Dr. Charles says there are several online resources to consider. On mycanceriq.ca, you can click on different types of cancer to help determine your level of risk. Log onto take2minutes.ca to help determine your level of risk for type 2 diabetes. Try this online tool to check your cardiovascular risk score.
Lifestyle
By far, the most potent health intervention you can give yourself is staying physically active, says Dr. Charles. Exercise positively impacts countless areas of your health, and is a powerful tool to prevent or delay illness.
Aim for 2.5- to 5 hours of moderately vigorous physical activity per week, or 30-60 minutes per day. Elevating your heart rate is key, so you should be able to hear yourself breathe but still be able to talk.
Keep your Body Mass Index (BMI) — a calculation based on your height and weight — between 20-25, and your waist circumference in check. For men, that means less than 94 cm, and for women, less than 80 cm. Blood pressure should be less than 140/90, and lower if you have diabetes or kidney disease. Your cholesterol level targets depend on your level of risk, and that’s something your doctor can advise you on.
Physical activity should go hand in hand with a healthy diet, rich in lean fish, legumes, fruits and vegetables. Dr. Charles recommends five to ten servings of veggies or fruits per day – that’s half your plate for every meal! Reduce your intake of red meat, salt and alcohol.
A few other important factors to consider are not smoking, reducing your levels of daily stress and getting between 7 to 9 hours of sleep every night.
Environmental
Dr. Charles says vaccines are among the most critical medical advances of the last century. Talk to your doctor about what is recommended, and ensure your immunization record is up to date.

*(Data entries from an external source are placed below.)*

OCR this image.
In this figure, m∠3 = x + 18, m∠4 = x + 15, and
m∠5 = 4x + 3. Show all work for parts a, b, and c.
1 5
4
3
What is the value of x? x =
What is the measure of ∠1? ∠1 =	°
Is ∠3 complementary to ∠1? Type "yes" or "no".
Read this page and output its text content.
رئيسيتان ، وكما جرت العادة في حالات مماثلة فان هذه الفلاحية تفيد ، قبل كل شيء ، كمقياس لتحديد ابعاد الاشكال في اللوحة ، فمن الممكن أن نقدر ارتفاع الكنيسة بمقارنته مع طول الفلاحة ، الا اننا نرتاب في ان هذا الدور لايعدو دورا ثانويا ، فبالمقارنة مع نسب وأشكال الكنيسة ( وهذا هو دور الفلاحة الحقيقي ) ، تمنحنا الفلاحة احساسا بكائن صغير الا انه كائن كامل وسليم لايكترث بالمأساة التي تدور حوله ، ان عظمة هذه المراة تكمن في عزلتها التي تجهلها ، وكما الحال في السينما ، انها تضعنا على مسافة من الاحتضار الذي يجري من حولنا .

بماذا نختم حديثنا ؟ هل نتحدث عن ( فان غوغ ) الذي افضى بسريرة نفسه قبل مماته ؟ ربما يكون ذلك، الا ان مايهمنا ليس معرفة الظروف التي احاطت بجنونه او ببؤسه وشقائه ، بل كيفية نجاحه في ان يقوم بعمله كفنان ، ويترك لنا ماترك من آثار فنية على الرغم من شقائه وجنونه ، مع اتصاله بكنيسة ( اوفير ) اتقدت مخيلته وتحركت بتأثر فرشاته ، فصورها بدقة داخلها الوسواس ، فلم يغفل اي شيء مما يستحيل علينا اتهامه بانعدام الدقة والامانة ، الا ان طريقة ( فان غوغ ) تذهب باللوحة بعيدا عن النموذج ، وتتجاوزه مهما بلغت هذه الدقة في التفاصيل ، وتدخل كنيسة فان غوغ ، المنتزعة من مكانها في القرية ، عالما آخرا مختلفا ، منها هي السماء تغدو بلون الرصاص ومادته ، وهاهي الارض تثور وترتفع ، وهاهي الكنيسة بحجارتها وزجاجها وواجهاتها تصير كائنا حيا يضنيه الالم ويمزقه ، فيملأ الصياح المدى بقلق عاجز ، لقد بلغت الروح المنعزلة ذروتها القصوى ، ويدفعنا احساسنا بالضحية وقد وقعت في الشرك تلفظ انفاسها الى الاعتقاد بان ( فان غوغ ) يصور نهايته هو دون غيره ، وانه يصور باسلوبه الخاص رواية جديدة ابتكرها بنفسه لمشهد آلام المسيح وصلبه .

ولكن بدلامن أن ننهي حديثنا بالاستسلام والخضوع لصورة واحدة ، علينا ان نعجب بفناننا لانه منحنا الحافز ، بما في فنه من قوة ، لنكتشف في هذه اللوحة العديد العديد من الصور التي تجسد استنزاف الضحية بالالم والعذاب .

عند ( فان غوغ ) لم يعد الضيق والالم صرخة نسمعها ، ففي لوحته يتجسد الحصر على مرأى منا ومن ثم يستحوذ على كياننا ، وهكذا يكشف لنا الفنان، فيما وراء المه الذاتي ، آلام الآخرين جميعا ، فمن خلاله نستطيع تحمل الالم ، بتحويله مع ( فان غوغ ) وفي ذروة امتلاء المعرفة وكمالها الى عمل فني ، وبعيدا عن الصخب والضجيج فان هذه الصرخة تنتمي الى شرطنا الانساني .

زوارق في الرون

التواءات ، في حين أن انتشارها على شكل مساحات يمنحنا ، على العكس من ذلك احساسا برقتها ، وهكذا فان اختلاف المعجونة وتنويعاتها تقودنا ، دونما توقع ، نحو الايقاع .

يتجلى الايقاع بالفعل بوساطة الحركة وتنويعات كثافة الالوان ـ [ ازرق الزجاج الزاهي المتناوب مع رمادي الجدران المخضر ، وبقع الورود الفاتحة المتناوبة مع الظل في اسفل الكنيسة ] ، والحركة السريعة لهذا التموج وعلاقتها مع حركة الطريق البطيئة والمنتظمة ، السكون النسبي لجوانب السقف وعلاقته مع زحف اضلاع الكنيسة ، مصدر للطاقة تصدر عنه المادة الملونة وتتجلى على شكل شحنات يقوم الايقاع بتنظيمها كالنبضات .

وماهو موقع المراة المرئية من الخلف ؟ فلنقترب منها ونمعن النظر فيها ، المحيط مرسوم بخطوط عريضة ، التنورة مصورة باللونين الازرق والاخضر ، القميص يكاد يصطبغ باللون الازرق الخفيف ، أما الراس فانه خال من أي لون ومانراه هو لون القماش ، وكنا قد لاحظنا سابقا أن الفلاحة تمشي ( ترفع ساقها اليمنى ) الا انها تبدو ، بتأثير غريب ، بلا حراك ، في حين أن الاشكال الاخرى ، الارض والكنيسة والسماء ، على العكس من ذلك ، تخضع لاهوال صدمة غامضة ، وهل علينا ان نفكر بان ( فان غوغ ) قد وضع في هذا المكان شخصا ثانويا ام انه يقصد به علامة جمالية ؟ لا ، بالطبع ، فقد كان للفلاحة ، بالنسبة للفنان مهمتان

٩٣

Taking the proper precautions to prevent injuries, like falls, is also very important. These types of injuries can increase hospital admissions and are a strong predictor of nursing home placement in older people. The fear of falling can also restrict activities, leading to social isolation, depression and decreased functioning. Rather than restricting your activities, Dr. Charles recommends participating in a gradual activity program with the proper safety equipment, such as a protective helmet if appropriate and proper footwear.
And while it sounds simple, don’t overlook handwashing. It reduces the transmission of a host of viruses and bacteria that can lead to serious illness and complications, especially in older people.